Y como era de esperar, Mycroft lo solucionó todo utilizando los personajes más adecuados y estirados del teatro británico para que encajaran perfectamente en cada papel, las mejores escopetas belgas y españolas y diversos accesorios, y sobre todo las excelentes cocheras de la intendencia británica.

Cuando los dos vehículos llegaron a la mansión de Rye (el primero era una gran carroza, tirada por cuatro caballos negros, para el personal de servicio, maletas y diverso material, y el segundo un prototipo experimental de Rolls-Royce, que no se comercializaría hasta varios años después, ocupado por Holmes y Watson, y un chófer perfectamente pertrechado a la vez que experimentado). Los invitados se disputaban la mano del detective y de su biógrafo.

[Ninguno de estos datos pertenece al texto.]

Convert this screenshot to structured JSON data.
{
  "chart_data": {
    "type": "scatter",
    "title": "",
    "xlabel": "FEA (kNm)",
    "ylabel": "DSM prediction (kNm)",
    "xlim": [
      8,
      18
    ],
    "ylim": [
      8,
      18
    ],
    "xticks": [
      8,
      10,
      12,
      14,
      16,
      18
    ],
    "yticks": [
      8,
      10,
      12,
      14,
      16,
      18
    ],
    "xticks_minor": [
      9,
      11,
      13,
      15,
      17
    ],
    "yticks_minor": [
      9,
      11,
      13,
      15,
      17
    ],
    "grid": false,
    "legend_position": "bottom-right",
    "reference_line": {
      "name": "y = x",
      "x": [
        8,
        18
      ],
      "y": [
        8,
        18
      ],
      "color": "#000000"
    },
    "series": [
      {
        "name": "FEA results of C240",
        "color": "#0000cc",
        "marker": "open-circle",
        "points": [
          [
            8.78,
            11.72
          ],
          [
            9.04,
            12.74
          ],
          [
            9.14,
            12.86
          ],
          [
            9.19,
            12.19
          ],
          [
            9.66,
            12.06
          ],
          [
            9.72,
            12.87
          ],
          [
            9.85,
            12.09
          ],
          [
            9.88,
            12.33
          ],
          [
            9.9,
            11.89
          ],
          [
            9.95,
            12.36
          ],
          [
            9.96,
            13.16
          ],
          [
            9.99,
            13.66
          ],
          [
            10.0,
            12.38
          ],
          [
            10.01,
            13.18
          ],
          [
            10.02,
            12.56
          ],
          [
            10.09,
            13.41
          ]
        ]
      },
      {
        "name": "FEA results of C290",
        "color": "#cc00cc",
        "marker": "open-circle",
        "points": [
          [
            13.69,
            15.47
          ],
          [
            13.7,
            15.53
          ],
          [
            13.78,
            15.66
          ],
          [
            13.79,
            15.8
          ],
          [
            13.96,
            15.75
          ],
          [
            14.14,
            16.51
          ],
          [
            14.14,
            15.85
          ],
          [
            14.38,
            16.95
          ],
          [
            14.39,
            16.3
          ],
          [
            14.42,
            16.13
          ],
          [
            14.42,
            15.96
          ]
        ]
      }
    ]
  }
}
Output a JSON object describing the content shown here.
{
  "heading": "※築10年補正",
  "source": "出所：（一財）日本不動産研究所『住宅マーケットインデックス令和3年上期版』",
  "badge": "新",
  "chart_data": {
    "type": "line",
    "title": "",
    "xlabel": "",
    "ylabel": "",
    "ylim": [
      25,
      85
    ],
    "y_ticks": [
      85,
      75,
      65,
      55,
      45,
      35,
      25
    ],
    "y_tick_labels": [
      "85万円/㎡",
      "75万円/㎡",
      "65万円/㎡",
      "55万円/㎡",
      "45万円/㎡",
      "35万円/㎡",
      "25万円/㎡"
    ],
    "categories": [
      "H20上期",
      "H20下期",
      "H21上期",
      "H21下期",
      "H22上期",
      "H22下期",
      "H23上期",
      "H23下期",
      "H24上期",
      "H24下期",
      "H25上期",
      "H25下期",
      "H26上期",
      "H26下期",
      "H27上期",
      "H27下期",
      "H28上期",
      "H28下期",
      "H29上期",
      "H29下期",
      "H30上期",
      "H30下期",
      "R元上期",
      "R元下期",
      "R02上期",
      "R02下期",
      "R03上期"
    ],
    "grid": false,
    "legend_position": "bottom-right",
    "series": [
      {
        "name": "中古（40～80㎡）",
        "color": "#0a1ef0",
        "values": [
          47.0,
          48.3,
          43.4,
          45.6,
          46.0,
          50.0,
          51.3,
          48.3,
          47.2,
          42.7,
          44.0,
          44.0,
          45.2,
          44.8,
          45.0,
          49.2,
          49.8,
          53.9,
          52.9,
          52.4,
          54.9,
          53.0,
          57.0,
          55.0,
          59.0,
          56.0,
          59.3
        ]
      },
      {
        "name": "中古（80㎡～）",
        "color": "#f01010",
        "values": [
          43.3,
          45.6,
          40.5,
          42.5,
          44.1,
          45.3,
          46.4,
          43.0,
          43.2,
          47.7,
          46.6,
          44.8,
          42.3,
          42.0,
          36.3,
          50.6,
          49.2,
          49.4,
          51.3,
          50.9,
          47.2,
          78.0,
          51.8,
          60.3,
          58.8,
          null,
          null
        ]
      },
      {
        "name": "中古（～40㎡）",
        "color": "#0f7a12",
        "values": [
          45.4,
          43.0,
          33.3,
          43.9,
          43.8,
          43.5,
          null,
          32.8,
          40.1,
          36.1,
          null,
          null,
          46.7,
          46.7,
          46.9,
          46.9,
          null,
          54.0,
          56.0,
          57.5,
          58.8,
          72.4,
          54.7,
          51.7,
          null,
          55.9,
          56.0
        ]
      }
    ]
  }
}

Como casi todo lo había dispuesto Mycroft, con esmerada escrupulosidad, fueron unos días memorables, sobre todo el de la cacería. Watson quedó el primero con el mayor número de piezas cobradas y el segundo Holmes, con un faisán menos.

"A Watson lo pusieron a dormir con una criada que se distinguía por su enorme belleza, coquetería y frivolidad, y a Holmes le tocó compartir habitación con el ama de llaves, una anciana respetable."

Lo que Mycroft no había previsto, dado que nunca había estado en una cacería, era que la asignación de las habitaciones para los caballeros, damas y el servicio fuera, como siempre suele suceder en estos eventos, un verdadero desastre. El mayordomo que acompañaba a la pareja de detectives acabó acaparando, por su eficacia, la labor del que era titular de la casa.  A Watson lo pusieron a dormir con una criada que se distinguía por su enorme belleza, coquetería y frivolidad, y a Holmes le tocó compartir habitación con el ama de llaves, una anciana respetable que rondaba los setenta años, y a las tres de la madrugada los despertaron para vaciarle el orinal a ella y ponerle un calentador de pies a él.

—Hemos cumplido como caballeros, Watson, y nadie tiene por qué saber nada de la intervención de Mycroft. «Una mala noche en una “buena” posada», creo que algo parecido dijo una santa española. La mansión de la duquesa me recuerda a un clavicordio antiguo y de gran calidad en el que durante el día se interpretan deliciosas melodías, pero al llegar la noche repiqueteaba una nota discordante, quizá debido a que se mantenía demasiado tiempo pulsada una tecla. En resumen, quiero decirle que yo me sigo quedando con las habitaciones de la señora Hudson.

De la carta que recibió Watson en el correo de la mañana no sabemos nada.